Bulk β-Ga2O3 single crystals doped with Ce, Ce+Si, Ce+Al, and Ce+Al+Si for detection of nuclear radiation

Abstract

β-Ga2O3 is an emerging ultra-wide bandgap (4.9 eV) oxide semiconductor that additionally scintillates under gamma excitation. A unique combination of transparency in the UV/visible spectrum, semiconducting, and scintillation properties makes that compound interesting for fundamental studies of underlying physics and design of novel devices, in particular compact detectors for gamma radiation. Undoped, and singly (Ce, Si, Al), doubly (Ce + Si, Ce + Al), and triply (Ce + Al + Si) doped bulk β-Ga2O3 single crystals were grown by the Czochralski method under very similar conditions and systematically studied in terms of electrical and optical properties that were correlated with scintillation light yield under gamma excitation.
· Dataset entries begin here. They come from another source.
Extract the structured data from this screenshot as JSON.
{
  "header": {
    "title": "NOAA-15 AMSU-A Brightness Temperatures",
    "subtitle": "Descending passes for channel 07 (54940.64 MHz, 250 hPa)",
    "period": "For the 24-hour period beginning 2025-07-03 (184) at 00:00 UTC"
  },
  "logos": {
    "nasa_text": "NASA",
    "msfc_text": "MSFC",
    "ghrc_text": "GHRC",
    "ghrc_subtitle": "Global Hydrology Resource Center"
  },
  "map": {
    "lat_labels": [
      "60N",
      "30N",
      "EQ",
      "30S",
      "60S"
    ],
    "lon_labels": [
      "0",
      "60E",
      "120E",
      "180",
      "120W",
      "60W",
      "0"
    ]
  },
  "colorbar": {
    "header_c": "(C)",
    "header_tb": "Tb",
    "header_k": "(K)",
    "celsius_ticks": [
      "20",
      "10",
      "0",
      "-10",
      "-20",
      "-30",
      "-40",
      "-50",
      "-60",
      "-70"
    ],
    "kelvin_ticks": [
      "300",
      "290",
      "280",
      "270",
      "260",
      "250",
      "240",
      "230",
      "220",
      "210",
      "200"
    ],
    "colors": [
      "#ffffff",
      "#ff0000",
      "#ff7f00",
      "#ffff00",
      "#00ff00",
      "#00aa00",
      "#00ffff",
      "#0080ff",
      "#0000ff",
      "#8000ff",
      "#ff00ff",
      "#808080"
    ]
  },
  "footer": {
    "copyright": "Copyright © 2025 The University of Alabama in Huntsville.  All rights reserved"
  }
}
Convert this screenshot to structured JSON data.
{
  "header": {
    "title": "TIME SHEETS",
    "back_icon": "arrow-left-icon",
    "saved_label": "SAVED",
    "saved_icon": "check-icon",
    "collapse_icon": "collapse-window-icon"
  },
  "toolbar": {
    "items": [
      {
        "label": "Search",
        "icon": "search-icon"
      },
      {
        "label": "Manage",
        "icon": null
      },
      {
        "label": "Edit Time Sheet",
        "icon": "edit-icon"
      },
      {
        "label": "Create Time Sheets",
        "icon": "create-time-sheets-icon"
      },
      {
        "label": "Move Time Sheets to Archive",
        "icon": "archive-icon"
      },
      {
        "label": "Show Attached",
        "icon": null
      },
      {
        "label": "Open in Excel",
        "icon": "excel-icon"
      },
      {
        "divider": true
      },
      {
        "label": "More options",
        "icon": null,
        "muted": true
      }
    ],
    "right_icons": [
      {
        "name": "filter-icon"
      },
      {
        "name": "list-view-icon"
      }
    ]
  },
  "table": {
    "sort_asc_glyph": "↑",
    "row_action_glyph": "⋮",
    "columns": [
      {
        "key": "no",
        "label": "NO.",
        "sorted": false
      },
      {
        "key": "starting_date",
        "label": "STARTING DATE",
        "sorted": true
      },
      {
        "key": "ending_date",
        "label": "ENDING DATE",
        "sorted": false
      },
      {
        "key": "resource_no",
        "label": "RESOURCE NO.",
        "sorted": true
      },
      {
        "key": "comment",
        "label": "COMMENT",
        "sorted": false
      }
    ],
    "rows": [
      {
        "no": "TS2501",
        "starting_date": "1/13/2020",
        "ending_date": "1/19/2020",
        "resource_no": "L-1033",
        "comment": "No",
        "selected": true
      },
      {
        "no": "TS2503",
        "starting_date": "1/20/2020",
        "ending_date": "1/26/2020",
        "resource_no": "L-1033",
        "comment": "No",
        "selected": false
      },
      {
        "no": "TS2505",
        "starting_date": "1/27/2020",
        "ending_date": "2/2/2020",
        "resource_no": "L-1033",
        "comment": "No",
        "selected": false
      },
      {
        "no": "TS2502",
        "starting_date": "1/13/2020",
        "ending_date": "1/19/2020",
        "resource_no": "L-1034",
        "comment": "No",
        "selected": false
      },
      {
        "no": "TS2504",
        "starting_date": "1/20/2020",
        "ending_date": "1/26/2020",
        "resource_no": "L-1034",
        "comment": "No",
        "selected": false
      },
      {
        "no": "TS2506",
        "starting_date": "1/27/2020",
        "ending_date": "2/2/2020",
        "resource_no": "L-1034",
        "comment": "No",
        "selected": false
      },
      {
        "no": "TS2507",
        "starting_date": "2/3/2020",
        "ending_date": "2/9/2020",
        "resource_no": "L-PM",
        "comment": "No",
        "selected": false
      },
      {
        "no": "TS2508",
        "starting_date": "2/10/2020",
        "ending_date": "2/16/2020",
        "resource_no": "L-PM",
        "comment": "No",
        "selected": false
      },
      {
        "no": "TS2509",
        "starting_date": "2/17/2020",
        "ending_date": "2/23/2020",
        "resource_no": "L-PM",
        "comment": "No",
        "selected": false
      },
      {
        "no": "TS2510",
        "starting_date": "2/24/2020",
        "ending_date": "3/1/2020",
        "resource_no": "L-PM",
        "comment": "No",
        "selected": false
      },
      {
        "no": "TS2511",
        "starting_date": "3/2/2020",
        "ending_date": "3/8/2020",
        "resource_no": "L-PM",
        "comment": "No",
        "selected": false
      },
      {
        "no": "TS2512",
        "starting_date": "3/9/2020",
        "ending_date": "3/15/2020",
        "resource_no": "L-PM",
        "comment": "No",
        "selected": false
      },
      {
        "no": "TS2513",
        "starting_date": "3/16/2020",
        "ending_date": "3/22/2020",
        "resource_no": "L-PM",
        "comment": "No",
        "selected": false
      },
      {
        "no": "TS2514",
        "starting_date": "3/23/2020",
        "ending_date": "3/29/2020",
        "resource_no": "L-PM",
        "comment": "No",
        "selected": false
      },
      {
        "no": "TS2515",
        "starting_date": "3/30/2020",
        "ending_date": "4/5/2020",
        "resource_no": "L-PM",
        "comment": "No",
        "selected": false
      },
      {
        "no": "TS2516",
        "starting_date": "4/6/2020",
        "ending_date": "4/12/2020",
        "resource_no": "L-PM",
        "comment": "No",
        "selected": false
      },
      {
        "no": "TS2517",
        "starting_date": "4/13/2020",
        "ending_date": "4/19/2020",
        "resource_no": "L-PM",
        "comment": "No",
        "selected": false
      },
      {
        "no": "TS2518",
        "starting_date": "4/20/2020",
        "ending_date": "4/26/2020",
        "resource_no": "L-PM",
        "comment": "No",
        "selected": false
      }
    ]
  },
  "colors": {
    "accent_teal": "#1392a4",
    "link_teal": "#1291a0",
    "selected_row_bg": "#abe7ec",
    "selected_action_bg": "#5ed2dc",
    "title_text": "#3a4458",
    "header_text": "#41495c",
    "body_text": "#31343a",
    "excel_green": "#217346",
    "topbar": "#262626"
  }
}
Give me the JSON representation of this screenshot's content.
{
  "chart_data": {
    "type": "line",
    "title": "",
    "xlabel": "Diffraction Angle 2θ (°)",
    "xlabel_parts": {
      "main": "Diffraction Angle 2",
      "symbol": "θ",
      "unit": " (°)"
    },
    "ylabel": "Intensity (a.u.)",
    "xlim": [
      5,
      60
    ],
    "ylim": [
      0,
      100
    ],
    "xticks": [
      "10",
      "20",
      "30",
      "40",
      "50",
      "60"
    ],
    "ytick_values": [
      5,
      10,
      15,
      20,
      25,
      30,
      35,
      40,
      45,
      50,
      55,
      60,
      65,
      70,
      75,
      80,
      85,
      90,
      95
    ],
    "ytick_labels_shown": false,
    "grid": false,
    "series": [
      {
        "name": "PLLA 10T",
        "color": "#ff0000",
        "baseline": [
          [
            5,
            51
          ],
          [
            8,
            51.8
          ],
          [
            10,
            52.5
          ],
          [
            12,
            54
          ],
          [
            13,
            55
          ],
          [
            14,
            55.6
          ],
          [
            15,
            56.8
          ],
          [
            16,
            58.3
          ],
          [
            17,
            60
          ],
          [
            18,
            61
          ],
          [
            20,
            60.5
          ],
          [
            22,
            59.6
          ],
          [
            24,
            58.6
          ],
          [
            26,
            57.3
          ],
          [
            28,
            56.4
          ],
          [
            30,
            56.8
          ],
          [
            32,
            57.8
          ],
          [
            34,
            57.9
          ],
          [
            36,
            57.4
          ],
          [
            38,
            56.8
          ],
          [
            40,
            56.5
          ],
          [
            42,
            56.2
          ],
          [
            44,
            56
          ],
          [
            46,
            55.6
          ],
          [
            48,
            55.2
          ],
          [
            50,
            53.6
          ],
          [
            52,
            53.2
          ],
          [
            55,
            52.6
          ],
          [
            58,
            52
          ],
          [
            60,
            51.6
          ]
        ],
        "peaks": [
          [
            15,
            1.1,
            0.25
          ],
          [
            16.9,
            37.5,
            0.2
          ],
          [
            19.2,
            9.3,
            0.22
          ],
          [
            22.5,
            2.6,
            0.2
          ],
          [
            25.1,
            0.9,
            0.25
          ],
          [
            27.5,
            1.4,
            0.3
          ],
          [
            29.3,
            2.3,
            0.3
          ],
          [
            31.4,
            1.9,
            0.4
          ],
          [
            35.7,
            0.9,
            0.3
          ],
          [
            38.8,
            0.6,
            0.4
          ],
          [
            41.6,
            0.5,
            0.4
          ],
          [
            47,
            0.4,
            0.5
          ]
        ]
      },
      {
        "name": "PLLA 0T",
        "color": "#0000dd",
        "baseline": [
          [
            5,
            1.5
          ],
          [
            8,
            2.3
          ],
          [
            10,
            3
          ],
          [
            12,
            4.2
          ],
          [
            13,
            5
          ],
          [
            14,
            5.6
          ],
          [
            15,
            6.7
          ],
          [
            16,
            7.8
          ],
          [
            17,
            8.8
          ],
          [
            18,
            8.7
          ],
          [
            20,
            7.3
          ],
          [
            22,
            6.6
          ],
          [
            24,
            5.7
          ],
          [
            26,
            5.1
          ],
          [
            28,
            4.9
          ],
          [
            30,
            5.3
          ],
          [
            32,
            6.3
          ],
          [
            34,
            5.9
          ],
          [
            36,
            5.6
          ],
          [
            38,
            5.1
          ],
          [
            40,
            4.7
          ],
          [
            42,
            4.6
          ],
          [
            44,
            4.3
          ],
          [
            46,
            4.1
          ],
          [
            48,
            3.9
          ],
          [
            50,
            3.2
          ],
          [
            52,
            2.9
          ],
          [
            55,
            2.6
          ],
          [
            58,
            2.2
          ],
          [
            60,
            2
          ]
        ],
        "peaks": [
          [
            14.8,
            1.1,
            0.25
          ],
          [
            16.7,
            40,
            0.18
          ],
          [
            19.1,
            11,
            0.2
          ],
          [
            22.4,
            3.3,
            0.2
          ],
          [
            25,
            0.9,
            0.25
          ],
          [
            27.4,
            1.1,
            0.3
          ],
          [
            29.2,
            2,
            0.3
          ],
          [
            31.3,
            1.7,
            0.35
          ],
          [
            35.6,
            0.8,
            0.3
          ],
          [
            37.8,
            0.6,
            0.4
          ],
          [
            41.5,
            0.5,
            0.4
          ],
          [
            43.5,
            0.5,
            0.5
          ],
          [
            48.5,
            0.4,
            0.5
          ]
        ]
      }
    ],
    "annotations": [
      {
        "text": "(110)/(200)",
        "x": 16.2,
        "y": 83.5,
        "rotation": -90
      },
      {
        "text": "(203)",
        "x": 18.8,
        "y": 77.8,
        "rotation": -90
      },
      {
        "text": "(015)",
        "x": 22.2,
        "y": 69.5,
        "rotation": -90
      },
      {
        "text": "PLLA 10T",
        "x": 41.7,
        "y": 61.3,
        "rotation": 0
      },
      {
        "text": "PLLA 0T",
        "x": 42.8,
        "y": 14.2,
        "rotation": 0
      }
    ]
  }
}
A wide spectrum of doping enabled to control the free electron concentration in semiconducting β-Ga2O3 crystals within almost three orders of magnitude (7 × 1015–6 × 1018 cm−3) with the Hall mobility approaching 150 cm2 V−1s−1. The maximum of light yield under gamma excitation was recorded for undoped and Ce-doped β-Ga2O3 single crystals having the free electron concentration of mid 1016 cm−3. The light yield significantly decreases for both electrically insulating and highly conducting (Si-doped) crystals. None of the dopants (Ce, Si, Al) introduces any absorption bands in the spectral region of light emission (340–410 nm) under gamma excitation. The dopants in quest do not affect the structure of neither cathodoluminescence (CL) nor radioluminescence (RL) emissions, but modify their absolute intensity. A double-band structure of RL spectra corresponds to UV and blue emissions observed in CL spectra that are assigned to self-trapped excitons.